Another worker added: “I am a widow and living in Manippai. So I have to wake up at 2.30 a.m. in order to get to the hospital by 5.30 a.m., before the overseer arrives at 6. My three children are boarded out at a children’s charity organisation for their studies and so I have to pay 600 rupees per month for them.

“My salary is not enough even for meals—a lunch parcel with fish is 50 rupees—so when we do not have money we have to starve. My bus fare is 900 rupees and even a monthly bus ticket costs 600 rupees. I am living in a thatched house so during the rainy season the whole house gets wet.”

A 20-year-old female explained: “My husband abandoned me and my parents are dead. My father died when an army truck hit him. When the tsunami hit we worked for three days without going home but the administration did nothing for us. We worked hard because we believed that the government would give us permanent appointments.”

Another cleaner, who travels a long distance each day by bus, said soldiers demanding an identity card regularly delayed him at military checkpoints. The hospital, however, does not issue identity cards for all employees. He explained that he is even asked for a security card at the hospital entrance.

Conditions at Jaffna hospital reveal the impact of the country’s 20-year civil war as well as ongoing government health cuts throughout the country. The hospital, which has 30 wards and around 1,200 beds, cannot cope with its daily intake of 100-150 patients and some have to sleep on floor mats. Basic drugs are not available, which means that internal and external patients have to purchase most of the drugs from outside pharmacies.

The hospital’s equipment is in a dilapidated state and the drainage system and toilets have not been properly maintained for years, resulting in a pollution hazard for patients and staff. Machines in the hospital’s laboratory and the mortuary freezers often break down but the Ministry of Health has not approved repairs, claiming lack of funds. According to workers, hospital management has not even provided an electric bulb for the mortuary, despite several requests.

There is a severe shortage in all staff categories at the hospital, including medical officers, nurses and laboratory technicians.
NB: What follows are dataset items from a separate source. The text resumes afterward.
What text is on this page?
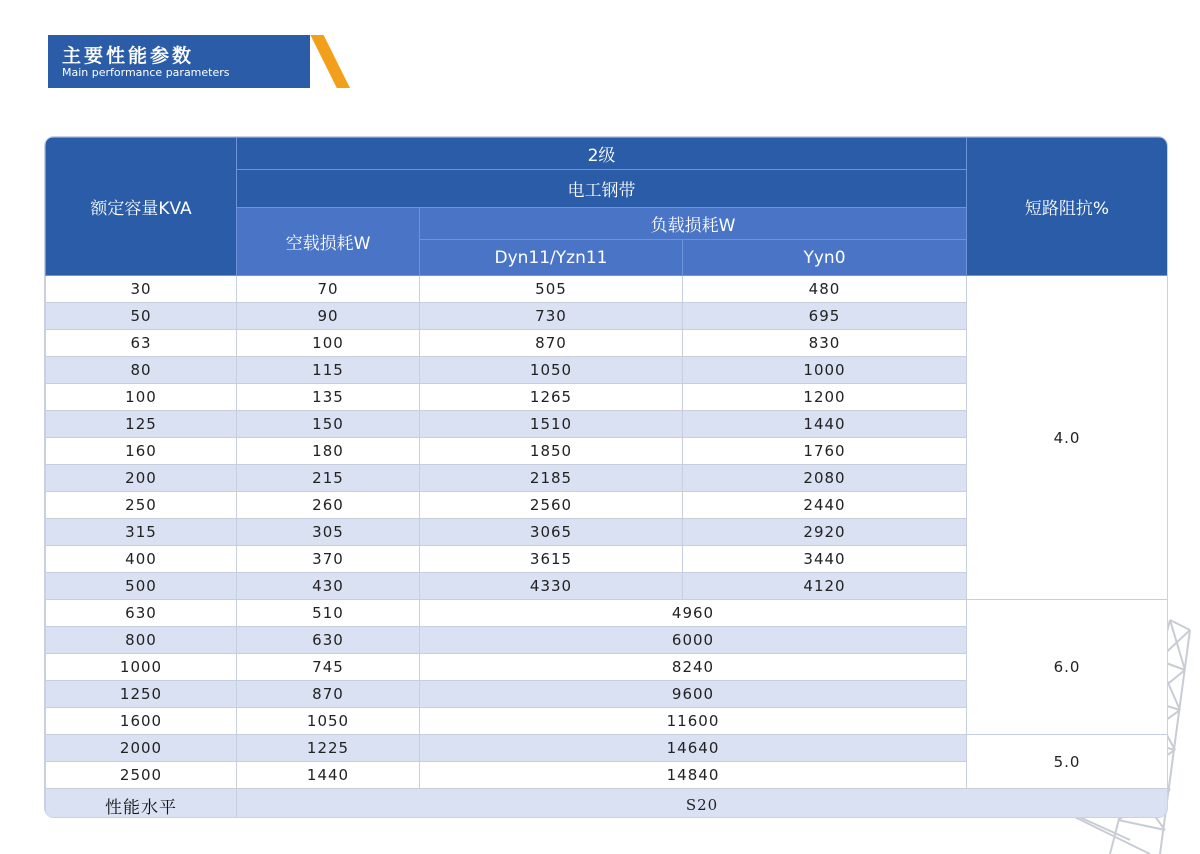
主要性能参数
Main performance parameters
额定容量KVA	2级			短路阻抗%
	电工钢带			
	空载损耗W	负载损耗W		
		Dyn11/Yzn11	Yyn0	
30	70	505	480	4.0
50	90	730	695	
63	100	870	830	
80	115	1050	1000	
100	135	1265	1200	
125	150	1510	1440	
160	180	1850	1760	
200	215	2185	2080	
250	260	2560	2440	
315	305	3065	2920	
400	370	3615	3440	
500	430	4330	4120	
630	510	4960		6.0
800	630	6000		
1000	745	8240		
1250	870	9600		
1600	1050	11600		
2000	1225	14640		5.0
2500	1440	14840		
性能水平	S20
Although hospital staff work long hours to make up for staff shortfalls, overtime payments are not made on time and are overdue for several months.

Even though the Jaffna hospital has to cater for patients throughout the Jaffna peninsular, Wanni and Killinochchi regions and adjacent areas, it is ten years behind other main hospitals in Sri Lanka, according to hospital staff. It has no emergency service or infectious disease isolation wards and the laboratory has not even been provided with basic computers.

Hospital services have also been disrupted by the Sri Lankan military, which occupies the area, as a result of the country’s 20-year civil war. A Sri Lankan military brigade surrounds the hospital and military permission is required to remove any corpses from the hospital mortuary, forcing people to wait for hours in order to obtain the bodies.